9. L’aspirant médecin
Je quitte le régiment dans l’après-midi, toujours habillé en survêtements, frileusement installé avec quelques camarades sur le plateau d’un vieux camion Berliet émettant, au ralenti, un sourd gargouillis, qui se transforme en vacarme infernal dès qu’il roule. Nous allons à l’infirmerie pour les examens d’usage. Peu éloigné du régiment, elle a été visiblement construite par les mêmes architectes.
J’attends quelque temps, avant de me présenter devant un aspirant médecin. Cet homme détonne parmi les gens que je viens de côtoyer. Il porte des lunettes, ce qui ne se voit guère dans la caserne, et sa démarche est moins martiale que précieuse. Il porte le treillis de façon très large, presque pendouillant.
Je m’apercevrai plus tard que ce seul signe était déjà en soi un indice de non appartenance aux codes vestimentaires implicites de l’armée. Les « vrais soldats» – pour ne pas dire les « vrais mecs », les « velus », les « couillus », enfin en clair les engagés portent le treillis serré, voire moulant. Ils raccourcissent volontiers leur veste, ce qui met davantage en valeur leur taille étroite et leurs cuisses musclées.
Le médecin engage une conversation courtoise avec moi. Je suis soulagé de retrouver un contact avec un être humain qui me semble normal et bien élevé. Je lui parle un peu de mes études. Il semble heureux de rencontrer un « intellectuel » comme lui et nous parlons aimablement durant quelques minutes. Il veut s’informer de mon état d’esprit. Sur le ton détaché d’un entretien de salon, je lui confesse ma désorientation et une certaine nervosité. Il hoche la tête, et s’adresse à moi en ces termes :
« Cela n’est encore rien ; vous verrez, durant les classes, vous serez l’objet d’une déprogrammation systématique. Vous serez littéralement cassés, et soumis. »

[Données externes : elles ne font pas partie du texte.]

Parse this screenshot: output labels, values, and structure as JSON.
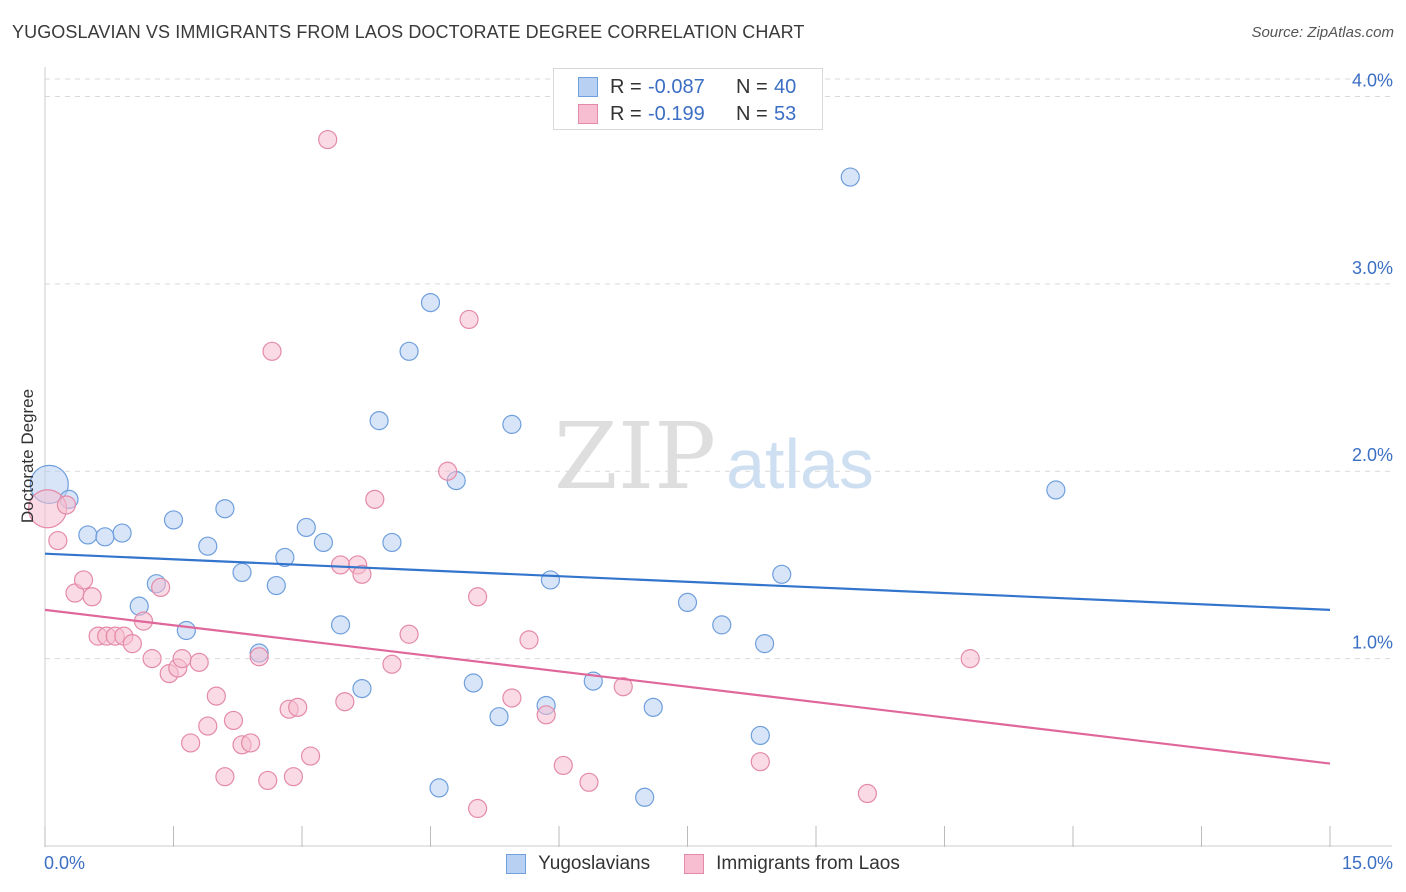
{
  "header": {
    "title": "YUGOSLAVIAN VS IMMIGRANTS FROM LAOS DOCTORATE DEGREE CORRELATION CHART",
    "source": "Source: ZipAtlas.com"
  },
  "watermark": {
    "zip": "ZIP",
    "atlas": "atlas"
  },
  "legend": {
    "rows": [
      {
        "r_label": "R =",
        "r_value": "-0.087",
        "n_label": "N =",
        "n_value": "40"
      },
      {
        "r_label": "R =",
        "r_value": "-0.199",
        "n_label": "N =",
        "n_value": "53"
      }
    ]
  },
  "colors": {
    "yugoslavians_fill": "#b8d0f2",
    "yugoslavians_stroke": "#6f9fdc",
    "yugoslavians_line": "#3374cc",
    "laos_fill": "#f6bed0",
    "laos_stroke": "#e48aa8",
    "laos_line": "#e0679a",
    "grid": "#d9d9d9",
    "tick_label": "#3b6fc4"
  },
  "chart_data": {
    "type": "scatter",
    "title": "YUGOSLAVIAN VS IMMIGRANTS FROM LAOS DOCTORATE DEGREE CORRELATION CHART",
    "xlabel": "",
    "ylabel": "Doctorate Degree",
    "xlim": [
      0,
      15
    ],
    "ylim": [
      0,
      4.2
    ],
    "x_tick_labels": [
      "0.0%",
      "15.0%"
    ],
    "y_ticks": [
      1,
      2,
      3,
      4
    ],
    "y_tick_labels": [
      "1.0%",
      "2.0%",
      "3.0%",
      "4.0%"
    ],
    "grid": true,
    "legend_position": "top-center",
    "series": [
      {
        "name": "Yugoslavians",
        "trend": {
          "x": [
            0,
            15
          ],
          "y": [
            1.56,
            1.26
          ]
        },
        "points": [
          {
            "x": 0.05,
            "y": 1.93,
            "big": true
          },
          {
            "x": 0.28,
            "y": 1.85
          },
          {
            "x": 0.5,
            "y": 1.66
          },
          {
            "x": 0.7,
            "y": 1.65
          },
          {
            "x": 0.9,
            "y": 1.67
          },
          {
            "x": 1.1,
            "y": 1.28
          },
          {
            "x": 1.3,
            "y": 1.4
          },
          {
            "x": 1.5,
            "y": 1.74
          },
          {
            "x": 1.65,
            "y": 1.15
          },
          {
            "x": 1.9,
            "y": 1.6
          },
          {
            "x": 2.1,
            "y": 1.8
          },
          {
            "x": 2.3,
            "y": 1.46
          },
          {
            "x": 2.5,
            "y": 1.03
          },
          {
            "x": 2.7,
            "y": 1.39
          },
          {
            "x": 2.8,
            "y": 1.54
          },
          {
            "x": 3.05,
            "y": 1.7
          },
          {
            "x": 3.25,
            "y": 1.62
          },
          {
            "x": 3.45,
            "y": 1.18
          },
          {
            "x": 3.7,
            "y": 0.84
          },
          {
            "x": 3.9,
            "y": 2.27
          },
          {
            "x": 4.05,
            "y": 1.62
          },
          {
            "x": 4.25,
            "y": 2.64
          },
          {
            "x": 4.5,
            "y": 2.9
          },
          {
            "x": 4.6,
            "y": 0.31
          },
          {
            "x": 4.8,
            "y": 1.95
          },
          {
            "x": 5.0,
            "y": 0.87
          },
          {
            "x": 5.3,
            "y": 0.69
          },
          {
            "x": 5.45,
            "y": 2.25
          },
          {
            "x": 5.85,
            "y": 0.75
          },
          {
            "x": 5.9,
            "y": 1.42
          },
          {
            "x": 6.4,
            "y": 0.88
          },
          {
            "x": 7.0,
            "y": 0.26
          },
          {
            "x": 7.1,
            "y": 0.74
          },
          {
            "x": 7.5,
            "y": 1.3
          },
          {
            "x": 7.9,
            "y": 1.18
          },
          {
            "x": 8.35,
            "y": 0.59
          },
          {
            "x": 8.4,
            "y": 1.08
          },
          {
            "x": 8.6,
            "y": 1.45
          },
          {
            "x": 9.4,
            "y": 3.57
          },
          {
            "x": 11.8,
            "y": 1.9
          }
        ]
      },
      {
        "name": "Immigrants from Laos",
        "trend": {
          "x": [
            0,
            15
          ],
          "y": [
            1.26,
            0.44
          ]
        },
        "points": [
          {
            "x": 0.03,
            "y": 1.8,
            "big": true
          },
          {
            "x": 0.15,
            "y": 1.63
          },
          {
            "x": 0.25,
            "y": 1.82
          },
          {
            "x": 0.35,
            "y": 1.35
          },
          {
            "x": 0.45,
            "y": 1.42
          },
          {
            "x": 0.55,
            "y": 1.33
          },
          {
            "x": 0.62,
            "y": 1.12
          },
          {
            "x": 0.72,
            "y": 1.12
          },
          {
            "x": 0.82,
            "y": 1.12
          },
          {
            "x": 0.92,
            "y": 1.12
          },
          {
            "x": 1.02,
            "y": 1.08
          },
          {
            "x": 1.15,
            "y": 1.2
          },
          {
            "x": 1.25,
            "y": 1.0
          },
          {
            "x": 1.35,
            "y": 1.38
          },
          {
            "x": 1.45,
            "y": 0.92
          },
          {
            "x": 1.55,
            "y": 0.95
          },
          {
            "x": 1.6,
            "y": 1.0
          },
          {
            "x": 1.7,
            "y": 0.55
          },
          {
            "x": 1.8,
            "y": 0.98
          },
          {
            "x": 1.9,
            "y": 0.64
          },
          {
            "x": 2.0,
            "y": 0.8
          },
          {
            "x": 2.1,
            "y": 0.37
          },
          {
            "x": 2.2,
            "y": 0.67
          },
          {
            "x": 2.3,
            "y": 0.54
          },
          {
            "x": 2.4,
            "y": 0.55
          },
          {
            "x": 2.5,
            "y": 1.01
          },
          {
            "x": 2.6,
            "y": 0.35
          },
          {
            "x": 2.65,
            "y": 2.64
          },
          {
            "x": 2.85,
            "y": 0.73
          },
          {
            "x": 2.9,
            "y": 0.37
          },
          {
            "x": 2.95,
            "y": 0.74
          },
          {
            "x": 3.1,
            "y": 0.48
          },
          {
            "x": 3.3,
            "y": 3.77
          },
          {
            "x": 3.45,
            "y": 1.5
          },
          {
            "x": 3.5,
            "y": 0.77
          },
          {
            "x": 3.65,
            "y": 1.5
          },
          {
            "x": 3.7,
            "y": 1.45
          },
          {
            "x": 3.85,
            "y": 1.85
          },
          {
            "x": 4.05,
            "y": 0.97
          },
          {
            "x": 4.25,
            "y": 1.13
          },
          {
            "x": 4.7,
            "y": 2.0
          },
          {
            "x": 4.95,
            "y": 2.81
          },
          {
            "x": 5.05,
            "y": 0.2
          },
          {
            "x": 5.05,
            "y": 1.33
          },
          {
            "x": 5.45,
            "y": 0.79
          },
          {
            "x": 5.65,
            "y": 1.1
          },
          {
            "x": 5.85,
            "y": 0.7
          },
          {
            "x": 6.05,
            "y": 0.43
          },
          {
            "x": 6.35,
            "y": 0.34
          },
          {
            "x": 6.75,
            "y": 0.85
          },
          {
            "x": 8.35,
            "y": 0.45
          },
          {
            "x": 9.6,
            "y": 0.28
          },
          {
            "x": 10.8,
            "y": 1.0
          }
        ]
      }
    ]
  }
}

Ces paroles me font froid dans le dos, mais je me surprends moi-même en me contentant d’acquiescer dignement d’un simple signe de tête, comme si mon interlocuteur venait de m’informer des prévisions météorologiques. Je ne suis pas réellement étonné par ce qu’il vient de me dire. Après tout, j’ai déjà subi quelques débuts qui me laissent augurer de façon assez lucide de ce qui m’attend par la suite. Je n’ajoute rien. Je ne cherche pas à épancher mon appréhension. Cacher mes sentiments va vite devenir une habitude.
L’aspirant veut savoir si j’ai des problèmes de santé. Je l’informe que je souffre parfois du dos. Me faisant mettre torse nu, il constate l’existence de ma cyphoscoliose, et décida de me dispenser du port de charges lourdes. Il établit un certificat en bonne et due forme, semblant heureux d’épargner quelques peines à un homme avec lequel il se sent peut-être quelque obscure parenté, celle de deux « intellectuels » égarés dans un monde qui ne semble pas fait pour eux. Je sens bien que ce faux officier de l’armée de terre n’est pas à son aise en cet étrange lieu de travail.
Je me dis que plus tard, ce médecin pourra m’être un interlocuteur compréhensif et amical. Je pressens, à tort, que j’aurai un jour l’occasion de faire appel à son aide, qu’il me sera agréable d’oublier quelques minutes les rigueurs de l’armée en discutant avec lui. Ce que j’ignore encore, c’est que dans quelques semaines, j’aurai commencé à devenir un soldat, et que je n’aurai donc plus besoin de lui.
Ce que je ne peux deviner, c’est qu’un mois plus tard, il sera de passage à la Compagnie d’Instruction. Il nous fera alors une courte conférence sur le thème des maladies sexuellement transmissibles. Toujours dans son treillis trop large, sur l’estrade de la petite salle de cours, sans autorité, avec sa voix trop douce, il fera sur nous tous une fort mauvaise impression. Je résisterai difficilement à l’envie d’aller le trouver, de lui expliquer que ce n’est pas sur ce ton et avec ses manières doucereuses qu’on s’adresse à des appelés du contingent ayant déjà intégré certaines normes de ce lieu – si on veut être respecté et écouté.
Je le considérerai, moi aussi, avec l’œil d’un militaire, et ne pourrai m’empêcher alors d’éprouver pour lui un vague mépris. Il est resté, me dirai-je, un étudiant – mal – déguisé en soldat. Pour ma part, je serai déjà, à ce moment, un étudiant qui est en passe de devenir un militaire à part entière. Ce qu’on m’a fait pour que je le devienne, monsieur l’aspirant médecin, m’éloignera à jamais de quelqu’un comme vous, et curieusement je n’en éprouverai nul regret.